In some areas, local education authorities implemented changes themselves, such as the introduction of three-tier education systems in many places. Similarly, over the 40 years, many of the recommendations which first appeared in the report, have evolved and appeared in legislation under other guises, such as the widespread introduction of state-funded nursery provision, Extended Schools, requirement for a Home School Agreement to be presented (but not signed), the ban on corporal punishment, ESOL programmes, Educational Action Zones and most of all the comprehensive system. However the three-tier system is now uncommon in Britain with a two-tier system of primary school followed by a transition aged 11 to secondary school being normal. The system of children transferring to secondary school at the age of 12 has now been almost completely abandoned.

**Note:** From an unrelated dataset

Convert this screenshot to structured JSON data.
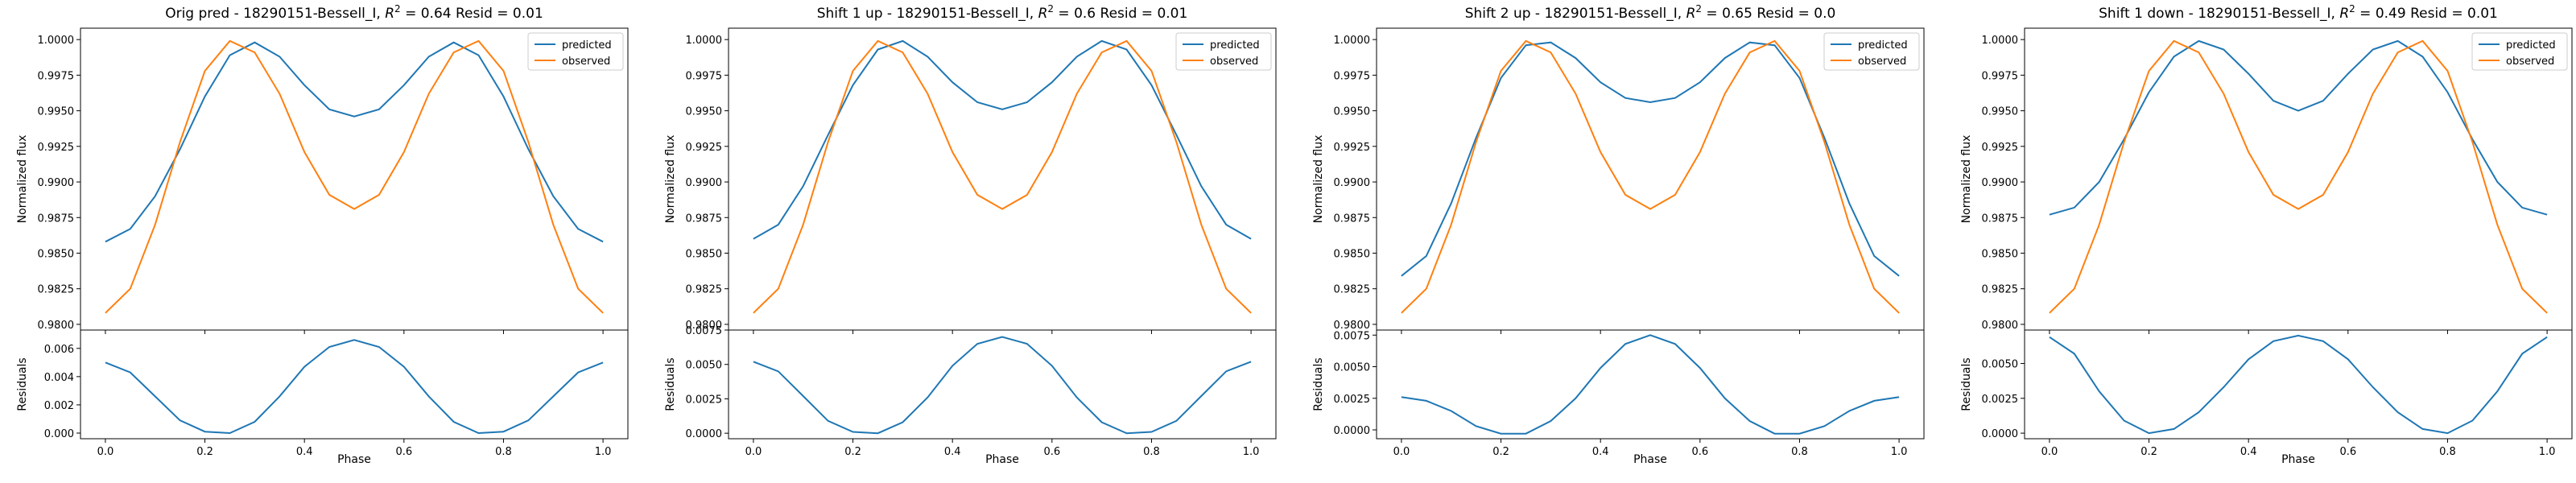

Male teachers remain a small minority in primaries.

New Primary Review[edit]

A new review of primary education in England began on 2 October 2006 under the leadership of Professor Robin Alexander under the title The Primary Review.

Primary sources[edit]

The official records of the Plowden committee are held in the records created or inherited by the Department of Education and Science, and of related bodies The National Archives. The personal papers of Bridget Horatia Plowden, including records regarding the Plowden Report are held in the Archives of the Institute of Education, University of London, (Ref: DC/PL) [2].